Friday, January 14, 2022: 9:45 AM-11:15 AM
Capitol, ML 4 (Marriott Marquis Washington, DC)
Mo Yee Lee, PhD, The Ohio State University,
Daniel A. Hackman, PhD, University of Southern California,
Michael Spencer, PhD, University of Washington,
Jenny Jones, PhD, Clark Atlanta University,
Martell Teasley, PhD, University of Utah,
Hyeouk Chris Hahm, PhD, Boston University School of Social Work and
Carmela Alcántara, PhD, Columbia University
A primary focus of doctoral education, as stated in the mission statement of GADE, is to prepare the next generation of scholars, researchers, and educators who function as stewards of the disciplines(GADE Strategic Plan, 2016). Systemic racism underscored by the death of Breonna Taylor and George Floyd, as well as other unarmed African American/Black and people of color, the rising pandemic othering and Asian discrimination, and a political climate that fuels xenophobia and hate against Black, Indigenous, and People of Color (BIPOC) challenge doctoral education to revisit how we are preparing the next generation of social work scholars to decolonize and de-center whiteness in social work research. To this end, how we mentor doctoral students, how to support them to conduct research and scholarship in a way that promotes social justice and inclusion and produce knowledge that has the potential to eradicate subtle or explicit racism are crucial next steps for creating an environment for inclusive social work research. In addition to supporting anti-racist doctoral training that promotes diversity, inclusion, and equity as well as eliminates anti-Blackness and de-center whiteness in research, educators are continually challenged to embrace mentoring practices that support historically underrepresented or marginalized student groups and engages the contributions of African American/Black scholars, other scholars of color and other minoritized groups.

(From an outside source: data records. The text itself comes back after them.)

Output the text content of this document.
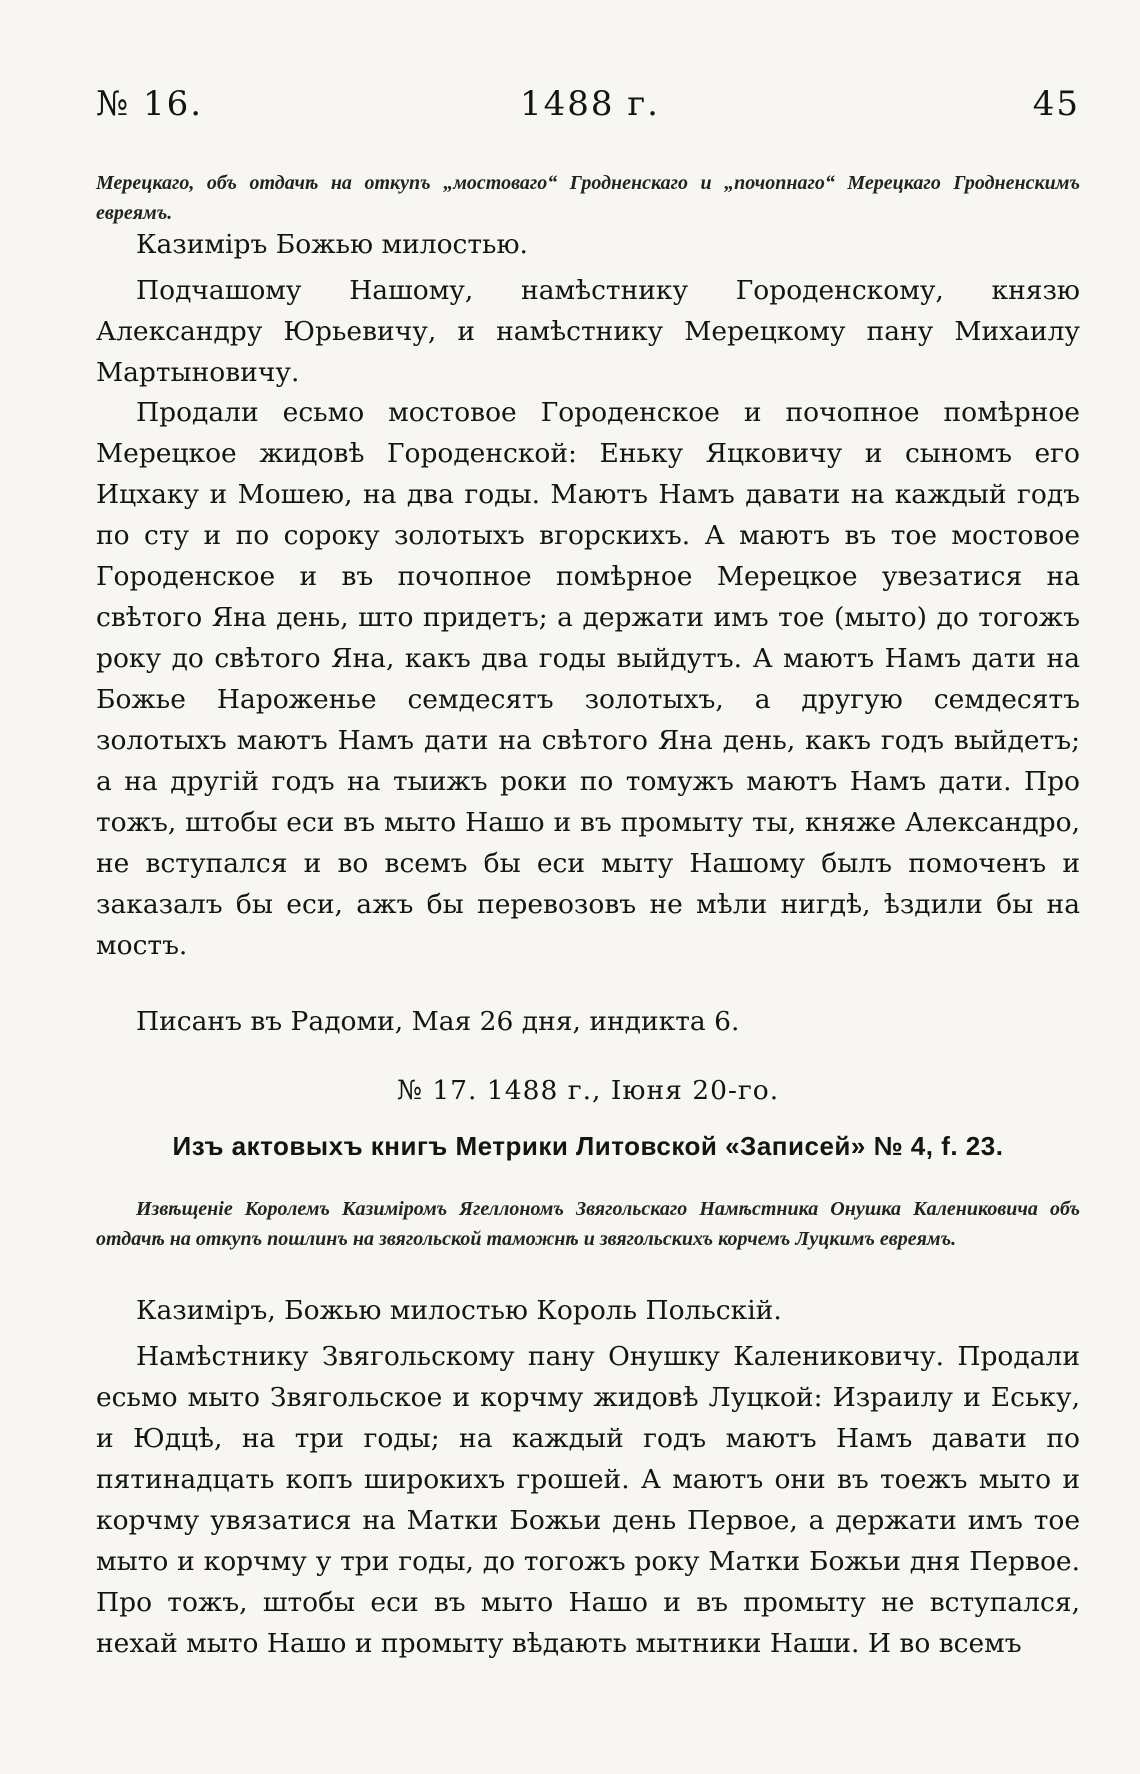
№ 16.	1488 г.	45
Мерецкаго, объ отдачѣ на откупъ „мостоваго“ Гродненскаго и „почопнаго“ Мерецкаго Гродненскимъ евреямъ.

Казиміръ Божью милостью.

Подчашому Нашому, намѣстнику Городенскому, князю Александру Юрьевичу, и намѣстнику Мерецкому пану Михаилу Мартыновичу.

Продали есьмо мостовое Городенское и почопное помѣрное Мерецкое жидовѣ Городенской: Еньку Яцковичу и сыномъ его Ицхаку и Мошею, на два годы. Маютъ Намъ давати на каждый годъ по сту и по сороку золотыхъ вгорскихъ. А маютъ въ тое мостовое Городенское и въ почопное помѣрное Мерецкое увезатися на свѣтого Яна день, што придетъ; а держати имъ тое (мыто) до тогожъ року до свѣтого Яна, какъ два годы выйдутъ. А маютъ Намъ дати на Божье Нароженье семдесятъ золотыхъ, а другую семдесятъ золотыхъ маютъ Намъ дати на свѣтого Яна день, какъ годъ выйдетъ; а на другій годъ на тыижъ роки по томужъ маютъ Намъ дати. Про тожъ, штобы еси въ мыто Нашо и въ промыту ты, княже Александро, не вступался и во всемъ бы еси мыту Нашому былъ помоченъ и заказалъ бы еси, ажъ бы перевозовъ не мѣли нигдѣ, ѣздили бы на мостъ.

Писанъ въ Радоми, Мая 26 дня, индикта 6.

№ 17. 1488 г., Іюня 20-го.
Изъ актовыхъ книгъ Метрики Литовской «Записей» № 4, f. 23.
Извѣщеніе Королемъ Казиміромъ Ягеллономъ Звягольскаго Намѣстника Онушка Калениковича объ отдачѣ на откупъ пошлинъ на звягольской таможнѣ и звягольскихъ корчемъ Луцкимъ евреямъ.

Казиміръ, Божью милостью Король Польскій.

Намѣстнику Звягольскому пану Онушку Калениковичу. Продали есьмо мыто Звягольское и корчму жидовѣ Луцкой: Израилу и Еську, и Юдцѣ, на три годы; на каждый годъ маютъ Намъ давати по пятинадцать копъ широкихъ грошей. А маютъ они въ тоежъ мыто и корчму увязатися на Матки Божьи день Первое, а держати имъ тое мыто и корчму у три годы, до тогожъ року Матки Божьи дня Первое. Про тожъ, штобы еси въ мыто Нашо и въ промыту не вступался, нехай мыто Нашо и промыту вѣдають мытники Наши. И во всемъ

This roundtable aims to generate a dialogue about fostering anti-racist and inclusive mentoring practices and how to prepare our doctoral students to conduct anti-racist and inclusive research, across various stages of their career trajectory. This roundtable brings together featured panel participants and audience members to explore the following topics:
Anti-racist and inclusive mentoring; Mentoring practices that support students in conducting anti-racist and inclusive research; How faculty can support each other to expand our own capacity to engage in anti-racist and inclusive mentoring; Institutional efforts and practices that support anti-racist and inclusive mentoring.
Featured participants will share their experience and a framework related to these topics and facilitate an active roundtable conversation with the audience. Please bring your own experiences and perspectives to add to this timely conversation!